Things being so, there is nothing strange in the fact that only one verdict can be accepted for so many people, when addressing the question of who is responsible for the truth/falsehood of the Bible: It will be regarded as mere fiction, collection of pre-scientific fables, or little more than that.
It is my belief that, unless we dare to question the above mentioned three presuppositions there is no logical way of asserting something different.
Things begin to change when you question, for example who owns an idea. We tend to classify people, quite sharply, in terms of those who create thought and those who consume thought. On the side of the creators one should expect to find talented writers, mathematical geniuses, outstanding artists, and the like. On the side of the consumers, one should expect to meet the rest of all of us. According to this view, books are the created fruits of some hopefully fine and beautiful minds.

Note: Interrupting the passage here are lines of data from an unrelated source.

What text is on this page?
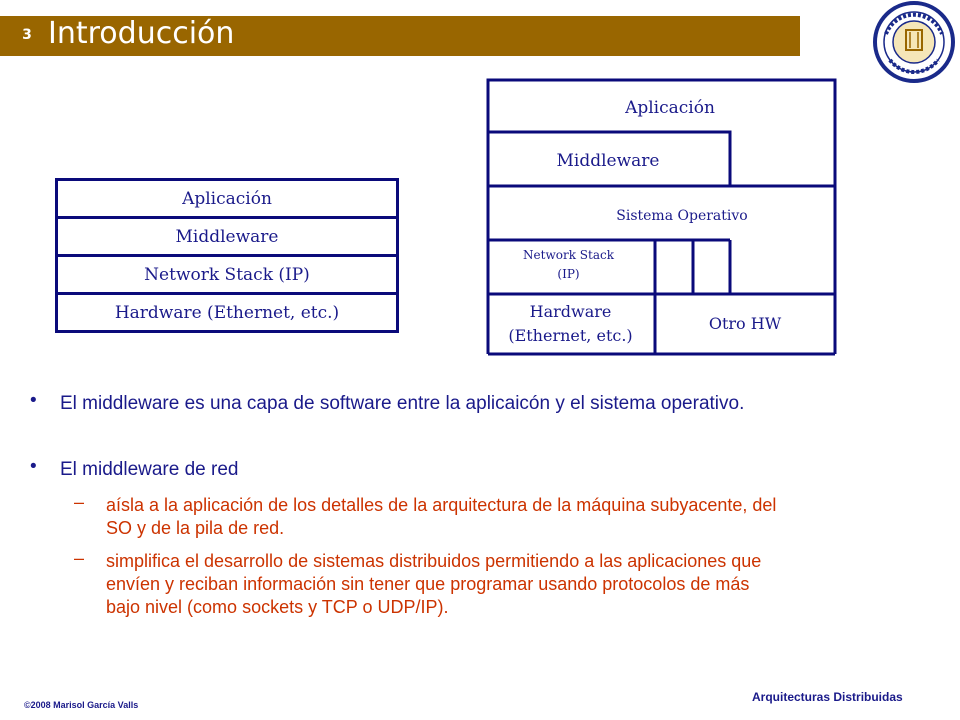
3 Introducción
Aplicación
Middleware
Network Stack (IP)
Hardware (Ethernet, etc.)
Aplicación
Middleware
Sistema Operativo
Network Stack
(IP)
Hardware
(Ethernet, etc.)
Otro HW
• El middleware es una capa de software entre la aplicaicón y el sistema operativo.
• El middleware de red
– aísla a la aplicación de los detalles de la arquitectura de la máquina subyacente, del
SO y de la pila de red.
– simplifica el desarrollo de sistemas distribuidos permitiendo a las aplicaciones que
envíen y reciban información sin tener que programar usando protocolos de más
bajo nivel (como sockets y TCP o UDP/IP).
©2008 Marisol García Valls
Arquitecturas Distribuidas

Nevertheless, when descending to the details of that creative work, it is frequent–and not that difficult–to discern seeds and drafts of the soon-to-be-created works scattered on the notebooks and conversations of many other, far less popular, minds. Probably a good example is Albert Einstein’s use of the Lorentz transformations in formulating his own Special Relativity theory. The question, in this case, would be: How much of Relativity could Einstein claim to be solely his own creation?
A similar remark can be done about the object-oriented explanation of knowledge. People typically see themselves, when reading, as “knowing subjects,” fully equipped to analyse and criticize an “object-to-be-known,” i.e., the contents of a particular book. Please, do try to apply such an scheme to poetry. The richness of poetry arguably resides in the complex and rather unpredictable interplay between the “object” and the “subject.” And, you guess it, the Bible definitely falls much closer to this type of literature than to any other.
The Bible: Book of a People
The presupposition that every knowledge has to be “object-oriented” in order to be really controllable and therefore reliable, implies the act of severing numerous ties between a book and the people that gave origin to that book. When assessing the quality of a book on the basis of such presupposition, we loose, just in one swoop, most of the richness stemming from its cultural background–which, in the case of the Bible, is probably more than half its meaning and significance.
Think of the Exodus. What is it like to be liberated, in direst circumstances, from the post powerful government then known to the Hebrew people? It takes a good amount of hubris to think that just by reading in a dictionary the term “liberation” one is ready to grasp what was going on in the 12th century B.C.
I know: we are not accustomed to dealing with people when reading our books. On the contrary, we feel quite comfortable on our arm-chairs scrutinizing the assertions and claims of the authors, as a necessary step to shape our own very personal opinion. Yet the Bible, so to speak, “works” in a different way. The Bible, if anything, is first and foremost, testimony. And you have to meet the people of the Bible if you really want to get acquainted with its main themes and central assertions.
It is in the process of meeting the people of the Bible that we gain true access to the testimony they bear witness to. And that testimony is not a series of praises of that particular people itself–as it is so frequent in the national literature of other peoples who indulge in pouring great commendations of their heroes. The central testimony of the People of the Bible is: “The Lord has done great things for us; we are glad” (Psalm 126).
Thus, in coming to know the people of the Bible, in coming to receive and eventually to believe their testimony, one comes to recognize that the true author of their history is God himself. And that is what has been kept in compact, written form on the pages of the Sacred Scripture. This assertion, I think, is indistinguishable from the assertion of God’s presence and action in the deeds the Bible narrates in its own moving language.